July 22, 2010

Detecting Mobile Devices for Web Applications

As mobile devices become a bigger and bigger platform for viewing web pages, web application developers need to start paying attention to making their websites mobile-friendly. Have you ever visited a website from a smartphone that was obviously not mobile optimized?

It's not a great experience, having to zoom in because the text is too small and scroll back and forth to read the information on the page. Some websites become all squished inside a mobile browser, obstructing important parts of the page and making it near impossible to use the application -- I had this experience recently with the Yelp on an Android phone.

One simple way to combat this issue is to have multiple stylesheets, and switch them based on which device is being used to view the web page.

For example, you can have a regular stylesheet named style.css, a stylesheet optimized for iPhones named iphone.css, and a stylesheet optimized for Android phones named android.css. Then, with little effort, you can detect the client and apply the appropriate stylesheet so the user gets a nice, optimized web experience no matter what platform they are using.

There are two relatively simple ways to do this: the Javascript way, and the CSS way.

The Javascript Way

You can use Javascript to check the current useragent variable for keywords like iphone, android, etc.

uagent = navigator.userAgent.toLowerCase();
if(uagent.indexOf('iPhone') != -1){ // iPhone device
  document.write('<link rel="stylesheet" href="style/iphone.css">');
} else if(uagent.indexOf('Android') != -1){ // Android device
  document.write('<link rel="stylesheet" href="style/android.css">');
} else{ // Default to desktop version
  document.write('<link rel="stylesheet" href="style/style.css">');
}

Wasn't that easy? Just stick that Javascript in the head tag and it should apply the correct stylesheet.

Want more options? There are many different keywords to check for, here are a few examples:

'webkit' // client is using a webkit browser
'blackberry' // Blackberry device
'palm' // Palm OS device

Of course, nothing in the world of cross-browser web application development is perfect (I wish!). If Javascript is not supported on the browser (which may be quite common in older mobile devices) or if the user turns off Javascript, this method will not work at all. Also, you're depending solely on the contents of the useragent variable, which may or may not be entirely accurate 100% of the time.

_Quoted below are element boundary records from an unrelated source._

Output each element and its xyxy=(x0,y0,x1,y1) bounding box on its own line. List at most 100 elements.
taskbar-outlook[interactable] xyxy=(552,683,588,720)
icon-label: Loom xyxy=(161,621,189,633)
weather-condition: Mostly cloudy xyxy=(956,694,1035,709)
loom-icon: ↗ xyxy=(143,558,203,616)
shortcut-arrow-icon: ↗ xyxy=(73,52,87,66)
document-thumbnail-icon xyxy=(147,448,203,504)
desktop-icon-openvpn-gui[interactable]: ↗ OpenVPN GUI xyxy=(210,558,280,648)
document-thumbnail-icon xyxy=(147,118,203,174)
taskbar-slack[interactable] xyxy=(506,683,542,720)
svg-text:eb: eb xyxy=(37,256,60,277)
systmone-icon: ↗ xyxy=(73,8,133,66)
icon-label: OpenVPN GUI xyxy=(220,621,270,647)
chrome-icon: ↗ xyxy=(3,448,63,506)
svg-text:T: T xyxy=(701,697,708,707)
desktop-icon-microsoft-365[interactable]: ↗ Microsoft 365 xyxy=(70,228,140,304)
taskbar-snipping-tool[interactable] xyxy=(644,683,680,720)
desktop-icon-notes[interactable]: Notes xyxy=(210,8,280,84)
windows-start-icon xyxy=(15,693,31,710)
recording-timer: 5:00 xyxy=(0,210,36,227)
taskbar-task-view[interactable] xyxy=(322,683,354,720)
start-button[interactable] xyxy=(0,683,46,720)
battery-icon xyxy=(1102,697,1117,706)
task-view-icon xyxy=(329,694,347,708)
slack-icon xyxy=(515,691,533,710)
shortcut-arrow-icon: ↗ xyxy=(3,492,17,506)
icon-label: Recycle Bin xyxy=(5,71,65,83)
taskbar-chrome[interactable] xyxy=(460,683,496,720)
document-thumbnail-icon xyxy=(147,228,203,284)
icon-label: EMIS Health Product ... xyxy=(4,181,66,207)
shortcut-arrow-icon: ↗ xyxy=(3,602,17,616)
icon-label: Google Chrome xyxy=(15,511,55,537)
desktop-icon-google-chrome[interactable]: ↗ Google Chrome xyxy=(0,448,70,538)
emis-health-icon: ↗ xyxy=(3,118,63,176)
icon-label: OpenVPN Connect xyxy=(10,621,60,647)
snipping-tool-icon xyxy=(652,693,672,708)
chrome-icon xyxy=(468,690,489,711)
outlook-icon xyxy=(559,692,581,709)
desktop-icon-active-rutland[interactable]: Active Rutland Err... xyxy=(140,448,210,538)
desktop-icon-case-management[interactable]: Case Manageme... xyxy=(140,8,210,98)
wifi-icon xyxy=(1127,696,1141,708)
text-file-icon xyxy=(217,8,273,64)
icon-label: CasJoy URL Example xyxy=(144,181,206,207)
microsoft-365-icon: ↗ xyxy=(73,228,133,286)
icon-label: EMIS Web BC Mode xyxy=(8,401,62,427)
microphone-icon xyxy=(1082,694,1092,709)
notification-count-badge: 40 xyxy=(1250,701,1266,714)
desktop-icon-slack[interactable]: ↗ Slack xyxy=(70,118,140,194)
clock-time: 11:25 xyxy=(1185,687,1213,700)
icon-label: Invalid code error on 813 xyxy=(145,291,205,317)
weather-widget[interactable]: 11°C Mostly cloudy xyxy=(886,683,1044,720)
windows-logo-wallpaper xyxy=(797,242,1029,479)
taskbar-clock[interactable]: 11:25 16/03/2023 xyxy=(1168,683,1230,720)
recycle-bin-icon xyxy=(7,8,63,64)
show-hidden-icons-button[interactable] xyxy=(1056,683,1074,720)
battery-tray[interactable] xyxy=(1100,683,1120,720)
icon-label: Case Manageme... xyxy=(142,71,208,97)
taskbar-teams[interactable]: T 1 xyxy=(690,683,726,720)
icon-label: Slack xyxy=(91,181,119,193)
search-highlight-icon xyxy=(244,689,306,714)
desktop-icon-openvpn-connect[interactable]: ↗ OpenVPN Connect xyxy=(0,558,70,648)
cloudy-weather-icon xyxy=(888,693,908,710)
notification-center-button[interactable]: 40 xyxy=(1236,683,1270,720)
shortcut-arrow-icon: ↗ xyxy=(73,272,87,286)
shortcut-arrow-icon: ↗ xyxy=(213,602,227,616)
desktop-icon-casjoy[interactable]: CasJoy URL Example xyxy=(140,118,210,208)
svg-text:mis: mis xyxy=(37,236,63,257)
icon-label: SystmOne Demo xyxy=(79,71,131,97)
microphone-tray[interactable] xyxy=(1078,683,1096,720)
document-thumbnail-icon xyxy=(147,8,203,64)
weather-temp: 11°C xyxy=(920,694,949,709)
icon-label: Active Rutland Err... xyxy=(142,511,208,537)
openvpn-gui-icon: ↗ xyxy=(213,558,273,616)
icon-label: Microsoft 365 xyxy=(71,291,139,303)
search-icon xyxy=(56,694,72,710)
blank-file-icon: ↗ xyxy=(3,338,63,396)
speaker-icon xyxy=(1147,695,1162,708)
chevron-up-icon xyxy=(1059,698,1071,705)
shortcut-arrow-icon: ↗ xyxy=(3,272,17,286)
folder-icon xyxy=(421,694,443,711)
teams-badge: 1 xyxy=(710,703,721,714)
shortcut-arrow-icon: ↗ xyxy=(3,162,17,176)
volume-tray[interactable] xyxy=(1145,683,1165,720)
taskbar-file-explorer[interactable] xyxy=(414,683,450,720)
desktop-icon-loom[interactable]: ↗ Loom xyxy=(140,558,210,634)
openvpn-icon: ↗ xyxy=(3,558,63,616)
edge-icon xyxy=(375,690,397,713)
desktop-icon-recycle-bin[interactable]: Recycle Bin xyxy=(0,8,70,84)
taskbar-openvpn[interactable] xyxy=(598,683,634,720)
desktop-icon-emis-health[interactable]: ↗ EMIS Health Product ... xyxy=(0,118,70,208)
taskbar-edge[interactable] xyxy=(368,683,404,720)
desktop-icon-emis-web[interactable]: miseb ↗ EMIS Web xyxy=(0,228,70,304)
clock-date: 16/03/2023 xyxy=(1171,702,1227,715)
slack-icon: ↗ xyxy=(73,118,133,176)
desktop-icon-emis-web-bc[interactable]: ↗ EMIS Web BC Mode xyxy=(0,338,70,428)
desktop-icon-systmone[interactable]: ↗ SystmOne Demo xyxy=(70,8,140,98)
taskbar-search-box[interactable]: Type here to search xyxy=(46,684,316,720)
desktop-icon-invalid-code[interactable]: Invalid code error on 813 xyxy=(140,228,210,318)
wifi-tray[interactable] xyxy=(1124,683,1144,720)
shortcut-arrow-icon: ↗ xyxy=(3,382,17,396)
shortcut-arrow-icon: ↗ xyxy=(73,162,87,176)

But, there's another way!

The CSS Way

This method doesn't target specific devices, but instead uses their screen width as the independent variable. In your CSS link, you can add what are called CSS media queries (not supported by all browsers, unfortunately):

<link rel=”stylesheet” href=”style/style_320.css” type=”text/css” media=”screen and (min-device-width: 320px)”>

This way, you're not checking to see if a device is an iPhone or Android, but rather if it has a screen width of 320px or greater (or less, with max-device-width).

Of course, this has its share of issues as well -- Dean Hamack over at Bushido Designs has written a fantastic article on Bulletproof Mobile Detection and Stylesheets without User Agent Detection or Server-side Scripting that addresses many of these.